Realtime thread priorities

Tue Dec 14 05:33:46 UTC 2010

Sergey Babkin wrote:
> John Baldwin wrote:
>> On Sunday, December 12, 2010 3:06:20 pm Sergey Babkin wrote:
>>> John Baldwin wrote:
>>>> The current layout breaks up the global thread priority space (0 - 255)
>> into a
>>>> couple of bands:
>>>>
>>>>   0 -  63 : interrupt threads
>>>>  64 - 127 : kernel sleep priorities (PSOCK, etc.)
>>>> 128 - 159 : real-time user threads (rtprio)
>>>> 160 - 223 : time-sharing user threads
>>>> 224 - 255 : idle threads (idprio and kernel idle procs)
>>>>
>>>> If we decide to change the behavior I see two possible fixes:
>>>>
>>>> 1) (easy) just move the real-time priority range above the kernel sleep
>>>> priority range
>>> Would not this cause a priority inversion when an RT process
>>> enters the kernel mode?
>> How so?  Note that timesharing threads are not "bumped" to a kernel sleep
>> priority when they enter the kernel either.  The kernel sleep priorities are
>> purely a way for certain sleep channels to cause a thread to be treated as
>> interactive and give it a priority boost to favor interactive threads.
>> Threads in the kernel do not automatically have higher priority than threads
>> not in the kernel.  Keep in mind that all stopped threads (threads not
>> executing) are always in the kernel when they stop.
> 
> I may be a bit behind the times here. But historically the "default"
> process priority means the priority when the process was pre-empted.
> If it did a system call, the priority on wake up would be as
> specified in the sleep() kernel function (or its more modern
> analog, like a sleeplock or condition variable). This would 
> let the kernel code react quickly, and then on return from 
> the syscall revert to the original priority, and possibly 
> get pre-empted by another process at that time. 

Agree, when a thread is woken up, it means kernel has some events
the thread needs to process.

> 
> If the user-mode priority is higher than the kernel-mode priority,
> this would mean that once a high priority process does a system
> call (say for example, poll()), it would experience a priority
> inversion and sleep with a lower priority than specified.
> 
> A fix for this should be fairly straightforward. The process structure
> has the RT priority in it, so all that sleep() need is to check 
> it and use that priority if it's higher than the one given
> as an argument. Or optionally, for the RT processes bump the argument
> by how much the process'es RT priority is over the "RT baseline".
> (Well, "logically over", numerically under).
> 
> This would not solve the more general classic priority inversion
> issue with some low-priority process grabbing some kernel 
> resource and sleeping at a lower priority while then an RT process
> waits for this resource to be freed. I think the original
> idea of in-kernel processes having the higher priorities is in
> part an attempt to answer this problem. But I agree with you that
> letting the RT processes have a higher priority than the TS processes
> in the kernel mode is better than nothing.
> 
Is there a way to indicate the current thread is in critical section,
and should not be preempted util it is blocked ? once it is resumed,
it still runs at higher priority than RT.

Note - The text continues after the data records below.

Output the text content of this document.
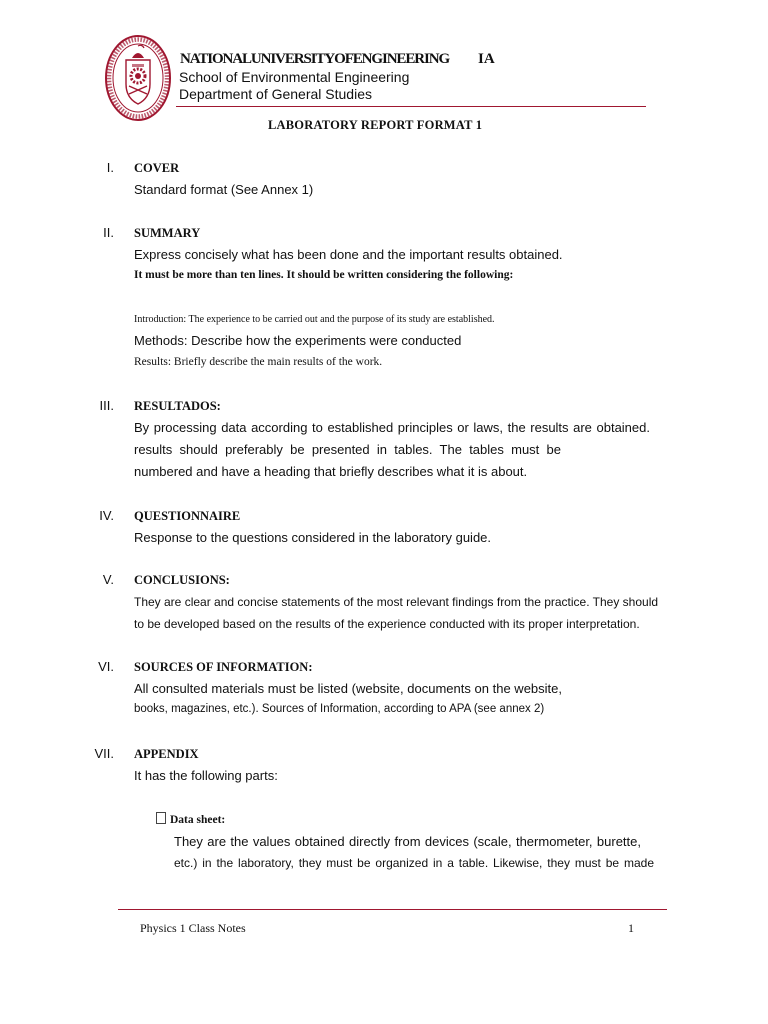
NATIONALUNIVERSITYOFENGINEERING IA
School of Environmental Engineering
Department of General Studies
LABORATORY REPORT FORMAT 1
I. COVER
Standard format (See Annex 1)
II. SUMMARY
Express concisely what has been done and the important results obtained.
It must be more than ten lines. It should be written considering the following:
Introduction: The experience to be carried out and the purpose of its study are established.
Methods: Describe how the experiments were conducted
Results: Briefly describe the main results of the work.
III. RESULTADOS:
By processing data according to established principles or laws, the results are obtained.
results should preferably be presented in tables. The tables must be
numbered and have a heading that briefly describes what it is about.
IV. QUESTIONNAIRE
Response to the questions considered in the laboratory guide.
V. CONCLUSIONS:
They are clear and concise statements of the most relevant findings from the practice. They should
to be developed based on the results of the experience conducted with its proper interpretation.
VI. SOURCES OF INFORMATION:
All consulted materials must be listed (website, documents on the website,
books, magazines, etc.). Sources of Information, according to APA (see annex 2)
VII. APPENDIX
It has the following parts:
Data sheet:
They are the values obtained directly from devices (scale, thermometer, burette,
etc.) in the laboratory, they must be organized in a table. Likewise, they must be made
Physics 1 Class Notes	1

> Um, a stupid question: does the signal() primitive on mutexes/condvars
> (i.e. "wake up one sleeper") pick the thread with the highest 
> priority? I guess it should, since otherwise the classic 
> priority inversion can get pretty bad. But you can tell from
> what I say, for how long I haven't looked at that code, so I 
> don't know the answer.
> 
mutex/condvar does not have queue migrating or wakeup deferring,
once a thread is woken up, if it is scheduled to run, it will
immediately spin, but this just wastes time, because the owner
may have not released the mutex yet, and if the mutex owner is
preempted, things get worse.

> -SB